In recent years, the principle of safety by design has taken root in cybersecurity. Rather than writing code with vulnerabilities and then searching for them, either by hand or through automated mitigation solutions, it is much better to use languages which simply lack the vocabulary to define those bugs in the first place. A large majority of existing vulnerabilities can be eliminated simply by switching to more modern languages like Rust, as opposed to various decades-old C variants.
Just as these changes gain momentum in the traditional software world, however, the concurrent rise of AI is thoroughly undermining that principle. LLMs with sufficient permissions can inherently produce undefined behavior. In some cases, these vulnerabilities can be solved via prompt context, verification by other LLMs, or perhaps hard-coded responses to specific failure cases. While sometimes these systems might be considered safe enough for practical use, due to the architecture of transformers, their failure modes can never be fully modeled. LLM safety means safety by statistics, rather than by design.
Although these dangers were already well known, they were demonstrated for the first time in June with the disclosure of EchoLeak. For some background, Microsoft’s rollout of Copilot was controversial from the beginning due to its broad and not entirely transparent default permissions, which most notably included periodic searchable screenshots on Copilot+ PCs. Among many other features, it also automatically scans users’ email inboxes, allowing it to summarize long threads.
Thus, EchoLeak requires the attacker only to send an email to the target, who does not even need to open it or click on anything – making it a “zero-click” vulnerability, one of the highest forms of the art. The email contains malicious instructions, weaponing the LLM against itself to help the attackers search for the most sensitive information in its context window before it exfiltrates it, bypassing several of these non-deterministic filters in the process. The bug was apparently never used in the wild, and the specific vulnerability has since been patched, however the implications for similar attacks are far-reaching.
EchoLeak makes use of prompt injection, in which a user convinces a model to ignore the instructions provided by the system. The well-known instruction to “ignore all previous instructions” is the simplest example of this class of attack. The difficulty in defending against prompt injections is that no input sanitation currently exists for LLM inputs. Unlike databases, which can take measures to ensure that the engine reads inputs like “drop table” as a true input rather than a control command, LLMs analyze all text on an equal basis, potentially leading to confusion within the model, which can be exploited by an attacker.

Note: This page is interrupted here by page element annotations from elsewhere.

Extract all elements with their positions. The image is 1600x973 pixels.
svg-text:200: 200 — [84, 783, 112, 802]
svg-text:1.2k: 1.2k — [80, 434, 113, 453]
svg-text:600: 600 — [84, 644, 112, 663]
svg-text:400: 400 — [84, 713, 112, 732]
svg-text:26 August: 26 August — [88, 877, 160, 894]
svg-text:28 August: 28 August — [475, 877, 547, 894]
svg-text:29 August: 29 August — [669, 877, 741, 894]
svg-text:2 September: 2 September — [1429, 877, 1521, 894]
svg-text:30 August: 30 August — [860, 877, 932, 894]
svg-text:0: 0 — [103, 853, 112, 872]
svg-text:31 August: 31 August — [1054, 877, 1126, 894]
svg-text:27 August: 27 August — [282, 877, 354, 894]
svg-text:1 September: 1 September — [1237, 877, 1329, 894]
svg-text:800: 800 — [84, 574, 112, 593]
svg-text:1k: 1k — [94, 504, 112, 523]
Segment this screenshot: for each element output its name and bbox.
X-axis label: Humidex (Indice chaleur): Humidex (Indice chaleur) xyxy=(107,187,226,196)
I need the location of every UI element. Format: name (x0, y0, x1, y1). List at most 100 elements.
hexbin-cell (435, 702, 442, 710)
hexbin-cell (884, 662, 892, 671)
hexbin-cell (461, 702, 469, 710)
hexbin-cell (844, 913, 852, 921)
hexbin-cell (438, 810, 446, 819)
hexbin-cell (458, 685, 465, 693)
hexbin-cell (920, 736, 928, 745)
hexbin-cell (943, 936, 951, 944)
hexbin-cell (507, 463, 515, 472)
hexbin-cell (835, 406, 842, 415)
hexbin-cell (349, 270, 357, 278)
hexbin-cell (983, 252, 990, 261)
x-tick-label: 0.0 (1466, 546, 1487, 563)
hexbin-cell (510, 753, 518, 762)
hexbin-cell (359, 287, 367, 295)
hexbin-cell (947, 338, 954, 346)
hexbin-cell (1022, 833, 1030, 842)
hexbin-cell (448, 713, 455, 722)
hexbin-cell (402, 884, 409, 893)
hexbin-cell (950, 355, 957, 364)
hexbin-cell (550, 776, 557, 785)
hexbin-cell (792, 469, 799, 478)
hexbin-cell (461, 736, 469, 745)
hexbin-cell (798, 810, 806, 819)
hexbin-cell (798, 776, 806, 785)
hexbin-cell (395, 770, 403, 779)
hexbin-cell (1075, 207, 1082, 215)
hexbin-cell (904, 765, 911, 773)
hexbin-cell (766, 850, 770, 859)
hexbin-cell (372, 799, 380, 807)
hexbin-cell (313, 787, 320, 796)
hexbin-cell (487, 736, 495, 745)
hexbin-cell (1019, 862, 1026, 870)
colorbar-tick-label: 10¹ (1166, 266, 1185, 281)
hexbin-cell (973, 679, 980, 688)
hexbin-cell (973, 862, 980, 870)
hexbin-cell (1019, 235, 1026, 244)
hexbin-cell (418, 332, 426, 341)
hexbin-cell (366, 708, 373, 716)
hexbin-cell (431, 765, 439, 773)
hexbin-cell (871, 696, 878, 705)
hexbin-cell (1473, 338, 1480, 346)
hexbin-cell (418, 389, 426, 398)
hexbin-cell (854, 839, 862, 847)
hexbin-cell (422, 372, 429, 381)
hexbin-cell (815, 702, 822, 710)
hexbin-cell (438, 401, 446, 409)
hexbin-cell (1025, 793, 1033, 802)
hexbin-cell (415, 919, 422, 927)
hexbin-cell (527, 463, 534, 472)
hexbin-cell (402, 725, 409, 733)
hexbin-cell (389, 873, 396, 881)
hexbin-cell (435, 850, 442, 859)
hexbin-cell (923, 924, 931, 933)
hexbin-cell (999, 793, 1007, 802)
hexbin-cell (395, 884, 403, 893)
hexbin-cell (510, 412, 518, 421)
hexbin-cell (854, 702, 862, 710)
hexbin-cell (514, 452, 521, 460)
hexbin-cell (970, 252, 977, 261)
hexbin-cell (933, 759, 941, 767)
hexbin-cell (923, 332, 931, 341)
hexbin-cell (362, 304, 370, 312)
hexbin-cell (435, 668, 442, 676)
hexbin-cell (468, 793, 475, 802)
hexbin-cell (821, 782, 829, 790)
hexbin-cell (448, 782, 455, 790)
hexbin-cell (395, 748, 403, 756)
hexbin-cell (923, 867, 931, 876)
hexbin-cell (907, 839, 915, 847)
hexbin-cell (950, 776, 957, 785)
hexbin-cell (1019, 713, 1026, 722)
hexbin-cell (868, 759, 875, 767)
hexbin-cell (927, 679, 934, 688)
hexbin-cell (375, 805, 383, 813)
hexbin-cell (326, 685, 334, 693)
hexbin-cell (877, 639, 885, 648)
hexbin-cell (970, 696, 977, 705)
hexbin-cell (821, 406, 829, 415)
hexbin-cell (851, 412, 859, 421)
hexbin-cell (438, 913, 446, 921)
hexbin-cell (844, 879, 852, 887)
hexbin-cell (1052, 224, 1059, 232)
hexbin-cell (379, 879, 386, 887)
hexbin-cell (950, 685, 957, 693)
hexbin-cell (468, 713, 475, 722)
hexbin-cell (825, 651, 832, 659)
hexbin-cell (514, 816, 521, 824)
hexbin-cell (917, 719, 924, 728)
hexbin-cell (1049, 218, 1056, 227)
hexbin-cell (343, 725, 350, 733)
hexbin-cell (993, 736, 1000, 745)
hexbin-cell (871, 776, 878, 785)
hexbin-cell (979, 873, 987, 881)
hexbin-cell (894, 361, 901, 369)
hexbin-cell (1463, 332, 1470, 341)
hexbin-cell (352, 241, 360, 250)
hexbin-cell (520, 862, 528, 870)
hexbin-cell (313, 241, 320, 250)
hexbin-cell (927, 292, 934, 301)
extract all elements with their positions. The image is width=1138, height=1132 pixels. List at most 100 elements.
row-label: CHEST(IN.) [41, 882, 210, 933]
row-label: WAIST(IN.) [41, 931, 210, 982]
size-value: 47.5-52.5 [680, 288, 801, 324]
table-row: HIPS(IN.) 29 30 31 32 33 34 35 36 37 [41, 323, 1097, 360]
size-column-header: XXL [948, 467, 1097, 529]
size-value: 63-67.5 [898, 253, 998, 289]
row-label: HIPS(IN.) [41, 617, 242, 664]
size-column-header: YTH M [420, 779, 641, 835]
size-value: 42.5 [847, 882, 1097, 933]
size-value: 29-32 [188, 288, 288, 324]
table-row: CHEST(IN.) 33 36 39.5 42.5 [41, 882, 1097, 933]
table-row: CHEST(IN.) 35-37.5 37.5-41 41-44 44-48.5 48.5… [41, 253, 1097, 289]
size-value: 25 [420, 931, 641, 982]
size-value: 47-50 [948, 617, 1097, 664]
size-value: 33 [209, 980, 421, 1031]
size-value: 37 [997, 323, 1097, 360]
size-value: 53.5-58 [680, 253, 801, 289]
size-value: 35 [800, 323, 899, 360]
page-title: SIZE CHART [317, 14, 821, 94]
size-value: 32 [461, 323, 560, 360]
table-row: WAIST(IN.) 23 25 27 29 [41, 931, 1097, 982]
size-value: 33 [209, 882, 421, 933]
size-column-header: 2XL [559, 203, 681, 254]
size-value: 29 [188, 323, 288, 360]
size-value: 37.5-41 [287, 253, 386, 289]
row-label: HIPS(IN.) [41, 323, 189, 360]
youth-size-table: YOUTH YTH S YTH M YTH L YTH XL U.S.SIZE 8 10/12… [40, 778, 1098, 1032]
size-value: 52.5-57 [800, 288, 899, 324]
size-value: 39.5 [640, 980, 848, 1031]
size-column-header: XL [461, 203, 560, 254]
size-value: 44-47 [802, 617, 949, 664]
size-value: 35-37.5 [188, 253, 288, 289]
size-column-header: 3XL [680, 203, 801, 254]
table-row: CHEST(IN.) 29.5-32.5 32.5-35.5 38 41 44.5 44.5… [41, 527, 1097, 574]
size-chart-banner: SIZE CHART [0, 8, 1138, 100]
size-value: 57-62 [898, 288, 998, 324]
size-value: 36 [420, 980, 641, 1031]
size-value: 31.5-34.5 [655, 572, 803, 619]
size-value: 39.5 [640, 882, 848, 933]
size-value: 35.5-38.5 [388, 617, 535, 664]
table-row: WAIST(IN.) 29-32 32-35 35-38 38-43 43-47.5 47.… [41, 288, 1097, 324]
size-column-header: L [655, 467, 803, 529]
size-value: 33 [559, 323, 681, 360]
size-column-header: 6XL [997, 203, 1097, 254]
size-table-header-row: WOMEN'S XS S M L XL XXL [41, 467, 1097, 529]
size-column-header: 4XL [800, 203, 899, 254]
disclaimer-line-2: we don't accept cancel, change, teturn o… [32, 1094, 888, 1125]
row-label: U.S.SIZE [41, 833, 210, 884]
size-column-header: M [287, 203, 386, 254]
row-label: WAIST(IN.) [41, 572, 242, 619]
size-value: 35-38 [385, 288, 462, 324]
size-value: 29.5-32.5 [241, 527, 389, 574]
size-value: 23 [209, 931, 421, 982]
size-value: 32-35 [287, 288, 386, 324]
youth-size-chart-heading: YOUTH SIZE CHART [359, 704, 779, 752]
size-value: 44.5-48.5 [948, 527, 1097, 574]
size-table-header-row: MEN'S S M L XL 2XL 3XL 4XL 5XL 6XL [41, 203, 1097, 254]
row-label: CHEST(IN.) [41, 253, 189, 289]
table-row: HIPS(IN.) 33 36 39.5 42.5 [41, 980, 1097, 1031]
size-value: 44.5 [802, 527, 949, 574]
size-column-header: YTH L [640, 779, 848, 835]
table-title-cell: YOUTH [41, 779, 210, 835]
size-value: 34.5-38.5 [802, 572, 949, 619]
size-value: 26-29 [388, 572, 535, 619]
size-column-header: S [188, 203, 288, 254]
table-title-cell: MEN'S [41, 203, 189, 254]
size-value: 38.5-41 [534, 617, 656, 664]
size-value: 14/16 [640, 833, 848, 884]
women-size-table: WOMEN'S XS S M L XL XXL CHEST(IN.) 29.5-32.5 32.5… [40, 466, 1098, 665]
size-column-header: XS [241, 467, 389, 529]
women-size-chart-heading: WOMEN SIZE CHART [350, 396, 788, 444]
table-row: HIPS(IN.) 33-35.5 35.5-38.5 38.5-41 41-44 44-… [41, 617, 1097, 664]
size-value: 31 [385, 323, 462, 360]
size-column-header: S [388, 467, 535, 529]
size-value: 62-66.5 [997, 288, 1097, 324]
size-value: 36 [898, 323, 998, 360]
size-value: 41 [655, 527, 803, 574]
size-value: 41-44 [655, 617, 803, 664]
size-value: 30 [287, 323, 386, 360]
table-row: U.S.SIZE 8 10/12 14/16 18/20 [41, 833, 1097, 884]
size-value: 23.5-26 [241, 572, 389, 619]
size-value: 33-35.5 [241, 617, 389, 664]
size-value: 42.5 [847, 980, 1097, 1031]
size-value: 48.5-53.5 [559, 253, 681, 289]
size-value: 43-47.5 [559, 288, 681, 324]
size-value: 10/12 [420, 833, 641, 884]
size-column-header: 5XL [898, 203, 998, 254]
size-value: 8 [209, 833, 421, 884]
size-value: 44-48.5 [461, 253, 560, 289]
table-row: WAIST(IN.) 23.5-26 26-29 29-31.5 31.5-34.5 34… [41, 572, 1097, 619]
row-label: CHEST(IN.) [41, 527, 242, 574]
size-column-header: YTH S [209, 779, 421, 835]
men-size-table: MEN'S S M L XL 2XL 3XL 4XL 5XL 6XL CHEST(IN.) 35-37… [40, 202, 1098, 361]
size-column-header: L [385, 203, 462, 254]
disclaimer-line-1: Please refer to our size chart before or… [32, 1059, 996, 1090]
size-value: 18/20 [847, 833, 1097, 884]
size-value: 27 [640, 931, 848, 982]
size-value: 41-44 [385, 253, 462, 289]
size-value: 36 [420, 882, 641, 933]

In fact, comprehensive solutions may be developed for prompt sanitation relatively soon. A January paper by several German researchers translates hard system prompts into what could be called a secret language. AI systems in general compress massive amounts of data, leading to collisions in their embedding of features, so text which appears as gibberish to a human can carry meaning for AI. Because we cannot trace the individual paths of all neurons within the brain simultaneously, human intelligence lacks this unintended feature, akin to seeing a specific screen of static and receiving an intended meaning, but it has been documented in diverse forms of neural nets.
With a solution like this one, a model would not confuse a malicious user instruction it receives in English with the hard prompt, which from its perspective might manifest as something more like a telepathic signal. It is still debatable whether a solution along these lines could ever be called “security by design,” considering that it is still based on a black-box LLM, but it does move systems incrementally closer toward that ideal.
Supposing that solution was perfected and expanded, space for attacks like EchoLeak would be narrowed considerably, yet that specific bug just marks a first attempt. The entire universe of LLM vulnerabilities is still an unbounded space. Prompt Injection is just one of the 2025 OWASP top 10 for LLMs, a list put together by the Open Web Application Security Project to categorize various classes of vulnerabilities across a wide range of security topics. It is probably the most important attack method on that list, but there are many others. Excessive Agency is likely to become a large and multifaceted problem over the next couple of years with the growth of agentic AI.
Going forward, the integration of AI systems will look less like cybersecurity, and more like an employee onboarding process. It will be prudent not to put them in charge of sensitive systems on their first day, but impossible to avoid trusting them at all, without missing out on the greatest technological revolution at least since the advent of the internet.